At the other side of Siegfriedstraße road, Hermann walks a few metres up Schlossberg mountain, behind number 30, where the former Weihersmühle mill used to be. A green corridor parallels the road up to the mountain. “Here was the mill’s brook.” The town’s little brook drove three mills at a time via this moat even before 1480: Weihersmühle, Schäfermühle and Tugersmühle mills. “Some senior Heppenheim locals love talking about their childhood, when they would go for a swim and play here.”

Town authorities had a part of the moat unearthed in 2014. An enchanted path with a few stone bridges and a pretty view of St. Peter parish church was the result. The circular mills trail is idyllic even where the brook is still visible. Water rushes along an old mill weir as a waterfall only a few metres from the cars’ noise in Siegfriedstraße. In former times, the water was dammed here to drive the two water wheels of the cutting mill.

Beate Weis stands in the middle of the mills’ moat trimming shrubs. She lives in the Schindersburg, the lavishly redeveloped former home of a wealthy miller. She helps looking after the moat. The landscaper Beate would love to grow some old cereals in a neighbouring garden. “Emmer and Einkorn wheat—sorts that were actually ground in the mills then.”

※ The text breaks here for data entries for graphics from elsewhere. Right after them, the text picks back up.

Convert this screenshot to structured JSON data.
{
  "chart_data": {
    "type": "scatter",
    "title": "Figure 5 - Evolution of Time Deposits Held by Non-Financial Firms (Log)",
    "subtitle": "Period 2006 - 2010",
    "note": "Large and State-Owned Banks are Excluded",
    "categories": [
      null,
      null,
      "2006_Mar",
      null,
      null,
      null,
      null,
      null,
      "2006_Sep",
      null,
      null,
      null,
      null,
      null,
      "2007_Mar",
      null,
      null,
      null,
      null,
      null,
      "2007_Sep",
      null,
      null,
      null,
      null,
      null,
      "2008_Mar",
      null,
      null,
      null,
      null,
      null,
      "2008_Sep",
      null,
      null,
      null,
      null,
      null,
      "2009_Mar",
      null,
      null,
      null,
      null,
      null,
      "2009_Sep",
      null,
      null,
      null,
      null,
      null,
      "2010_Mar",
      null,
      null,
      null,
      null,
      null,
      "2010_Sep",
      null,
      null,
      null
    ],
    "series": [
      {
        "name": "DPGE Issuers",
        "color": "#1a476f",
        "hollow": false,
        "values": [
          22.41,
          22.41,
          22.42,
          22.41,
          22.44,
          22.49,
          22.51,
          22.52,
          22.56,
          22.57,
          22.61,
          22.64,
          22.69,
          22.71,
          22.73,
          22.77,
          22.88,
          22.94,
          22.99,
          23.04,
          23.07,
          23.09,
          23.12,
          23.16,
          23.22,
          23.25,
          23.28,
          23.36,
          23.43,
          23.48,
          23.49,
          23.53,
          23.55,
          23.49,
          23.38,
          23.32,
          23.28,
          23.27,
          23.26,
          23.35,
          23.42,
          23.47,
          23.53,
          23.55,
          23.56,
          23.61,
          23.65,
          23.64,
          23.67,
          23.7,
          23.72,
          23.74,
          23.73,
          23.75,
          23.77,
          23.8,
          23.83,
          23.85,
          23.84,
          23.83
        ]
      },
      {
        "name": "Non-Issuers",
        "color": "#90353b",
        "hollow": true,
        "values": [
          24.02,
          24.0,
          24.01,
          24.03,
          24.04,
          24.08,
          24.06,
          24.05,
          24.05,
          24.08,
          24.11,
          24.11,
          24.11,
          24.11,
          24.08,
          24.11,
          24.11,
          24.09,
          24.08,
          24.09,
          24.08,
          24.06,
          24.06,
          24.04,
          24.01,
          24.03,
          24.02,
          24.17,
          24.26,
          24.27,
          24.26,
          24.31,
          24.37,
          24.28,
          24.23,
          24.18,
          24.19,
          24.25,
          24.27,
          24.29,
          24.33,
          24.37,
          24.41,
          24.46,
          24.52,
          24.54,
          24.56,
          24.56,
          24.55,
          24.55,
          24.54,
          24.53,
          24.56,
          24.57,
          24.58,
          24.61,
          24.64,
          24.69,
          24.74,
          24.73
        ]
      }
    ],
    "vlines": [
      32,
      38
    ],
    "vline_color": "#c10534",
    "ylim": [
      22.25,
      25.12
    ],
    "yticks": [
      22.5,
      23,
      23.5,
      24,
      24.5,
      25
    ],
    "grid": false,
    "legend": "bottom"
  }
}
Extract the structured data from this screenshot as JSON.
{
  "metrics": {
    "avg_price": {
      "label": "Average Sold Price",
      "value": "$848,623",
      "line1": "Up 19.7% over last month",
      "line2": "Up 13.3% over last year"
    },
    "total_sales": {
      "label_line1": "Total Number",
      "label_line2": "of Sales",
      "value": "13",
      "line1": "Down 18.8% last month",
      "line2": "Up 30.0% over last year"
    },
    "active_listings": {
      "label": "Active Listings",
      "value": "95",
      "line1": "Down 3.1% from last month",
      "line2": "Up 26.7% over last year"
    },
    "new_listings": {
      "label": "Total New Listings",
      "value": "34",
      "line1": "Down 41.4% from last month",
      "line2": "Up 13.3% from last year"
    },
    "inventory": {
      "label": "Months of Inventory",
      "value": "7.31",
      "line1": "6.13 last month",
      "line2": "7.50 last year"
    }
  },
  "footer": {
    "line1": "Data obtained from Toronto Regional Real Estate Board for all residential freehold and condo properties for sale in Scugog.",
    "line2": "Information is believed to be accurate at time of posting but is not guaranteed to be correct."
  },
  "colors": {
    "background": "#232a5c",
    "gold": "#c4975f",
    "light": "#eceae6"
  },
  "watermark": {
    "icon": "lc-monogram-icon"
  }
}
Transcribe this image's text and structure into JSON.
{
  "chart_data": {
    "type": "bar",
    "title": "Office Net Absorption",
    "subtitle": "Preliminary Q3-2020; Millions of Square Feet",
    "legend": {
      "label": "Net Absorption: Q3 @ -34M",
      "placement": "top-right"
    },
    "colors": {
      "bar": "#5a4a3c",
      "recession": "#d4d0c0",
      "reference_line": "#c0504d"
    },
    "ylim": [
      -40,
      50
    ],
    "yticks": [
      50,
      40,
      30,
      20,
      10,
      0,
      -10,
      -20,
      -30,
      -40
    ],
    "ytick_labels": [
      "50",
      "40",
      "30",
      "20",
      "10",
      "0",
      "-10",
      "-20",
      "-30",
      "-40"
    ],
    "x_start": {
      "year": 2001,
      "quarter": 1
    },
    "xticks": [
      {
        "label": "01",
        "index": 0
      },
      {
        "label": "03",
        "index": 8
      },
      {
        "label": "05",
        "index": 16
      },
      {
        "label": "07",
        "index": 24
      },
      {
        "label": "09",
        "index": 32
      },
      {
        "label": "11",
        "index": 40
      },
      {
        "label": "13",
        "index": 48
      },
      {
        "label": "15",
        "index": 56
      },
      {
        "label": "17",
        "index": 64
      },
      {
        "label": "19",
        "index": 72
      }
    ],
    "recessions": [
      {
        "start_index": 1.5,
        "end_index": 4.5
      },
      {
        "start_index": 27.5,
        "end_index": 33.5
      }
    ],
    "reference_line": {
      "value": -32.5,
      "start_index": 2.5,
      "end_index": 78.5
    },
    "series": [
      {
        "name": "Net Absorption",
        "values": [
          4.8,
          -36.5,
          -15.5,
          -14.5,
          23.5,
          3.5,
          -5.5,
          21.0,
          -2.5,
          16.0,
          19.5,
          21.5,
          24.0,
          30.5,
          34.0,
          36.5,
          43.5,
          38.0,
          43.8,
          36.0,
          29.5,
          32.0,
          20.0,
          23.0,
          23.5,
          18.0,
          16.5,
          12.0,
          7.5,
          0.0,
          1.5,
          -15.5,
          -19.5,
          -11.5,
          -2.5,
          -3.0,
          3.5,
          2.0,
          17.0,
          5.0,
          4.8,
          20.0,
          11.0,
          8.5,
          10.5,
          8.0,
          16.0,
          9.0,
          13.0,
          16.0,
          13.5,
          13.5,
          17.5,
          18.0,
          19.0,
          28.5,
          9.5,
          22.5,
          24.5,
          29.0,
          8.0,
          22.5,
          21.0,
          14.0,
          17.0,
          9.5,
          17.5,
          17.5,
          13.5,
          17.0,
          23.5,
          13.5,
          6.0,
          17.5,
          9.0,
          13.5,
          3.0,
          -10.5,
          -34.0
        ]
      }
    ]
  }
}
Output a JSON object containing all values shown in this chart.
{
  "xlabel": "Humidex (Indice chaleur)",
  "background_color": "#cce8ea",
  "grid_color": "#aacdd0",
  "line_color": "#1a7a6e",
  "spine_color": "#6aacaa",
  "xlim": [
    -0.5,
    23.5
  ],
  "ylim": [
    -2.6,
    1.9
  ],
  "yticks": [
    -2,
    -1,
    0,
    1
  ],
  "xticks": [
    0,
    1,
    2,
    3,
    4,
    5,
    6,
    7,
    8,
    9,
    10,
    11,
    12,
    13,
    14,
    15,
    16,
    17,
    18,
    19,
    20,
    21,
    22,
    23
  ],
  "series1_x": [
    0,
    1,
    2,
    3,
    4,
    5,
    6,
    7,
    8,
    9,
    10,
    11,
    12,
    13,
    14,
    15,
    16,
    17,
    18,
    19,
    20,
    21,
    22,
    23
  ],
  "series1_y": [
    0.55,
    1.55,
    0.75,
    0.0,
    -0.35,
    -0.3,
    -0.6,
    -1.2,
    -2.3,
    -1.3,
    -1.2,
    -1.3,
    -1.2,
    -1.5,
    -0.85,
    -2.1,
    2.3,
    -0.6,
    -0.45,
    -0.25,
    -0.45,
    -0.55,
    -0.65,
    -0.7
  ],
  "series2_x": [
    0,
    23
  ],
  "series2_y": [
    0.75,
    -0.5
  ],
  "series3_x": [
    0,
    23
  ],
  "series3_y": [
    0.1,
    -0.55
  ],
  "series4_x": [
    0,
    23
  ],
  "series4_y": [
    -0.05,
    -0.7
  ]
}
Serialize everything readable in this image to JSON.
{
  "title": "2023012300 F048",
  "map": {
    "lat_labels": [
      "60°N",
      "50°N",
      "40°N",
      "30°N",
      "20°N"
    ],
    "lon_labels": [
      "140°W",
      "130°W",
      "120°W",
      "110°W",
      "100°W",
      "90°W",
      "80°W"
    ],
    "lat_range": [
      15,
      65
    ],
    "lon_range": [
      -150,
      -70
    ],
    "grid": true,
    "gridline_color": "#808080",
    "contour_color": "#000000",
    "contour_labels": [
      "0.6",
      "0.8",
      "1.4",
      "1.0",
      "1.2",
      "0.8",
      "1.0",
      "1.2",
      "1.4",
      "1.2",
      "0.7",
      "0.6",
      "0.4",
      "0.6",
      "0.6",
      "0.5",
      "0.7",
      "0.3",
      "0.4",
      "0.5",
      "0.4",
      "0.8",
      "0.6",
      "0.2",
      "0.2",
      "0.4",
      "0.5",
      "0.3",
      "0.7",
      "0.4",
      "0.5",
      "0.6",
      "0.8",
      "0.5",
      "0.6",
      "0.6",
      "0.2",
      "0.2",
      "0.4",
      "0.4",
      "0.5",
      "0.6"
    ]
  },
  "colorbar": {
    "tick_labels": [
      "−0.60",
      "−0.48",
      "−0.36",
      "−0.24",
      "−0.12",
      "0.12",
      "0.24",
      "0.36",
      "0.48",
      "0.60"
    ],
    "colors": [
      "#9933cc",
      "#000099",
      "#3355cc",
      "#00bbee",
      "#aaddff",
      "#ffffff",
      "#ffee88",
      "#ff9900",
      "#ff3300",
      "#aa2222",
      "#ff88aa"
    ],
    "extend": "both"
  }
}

Beate Weis lives in the Schindersburg, the lavishly redeveloped former home of a wealthy miller.

She also researches what kind of clothes Heppenheim millers used to wear. Together with Hermann, she has the creation of an educational and exercise path for children ‘from grain to bread’ in mind here at the old mills’ moat. They don’t know yet, when this idea will be turned into reality. Some wheels turn slowly—after all, what counts is the result.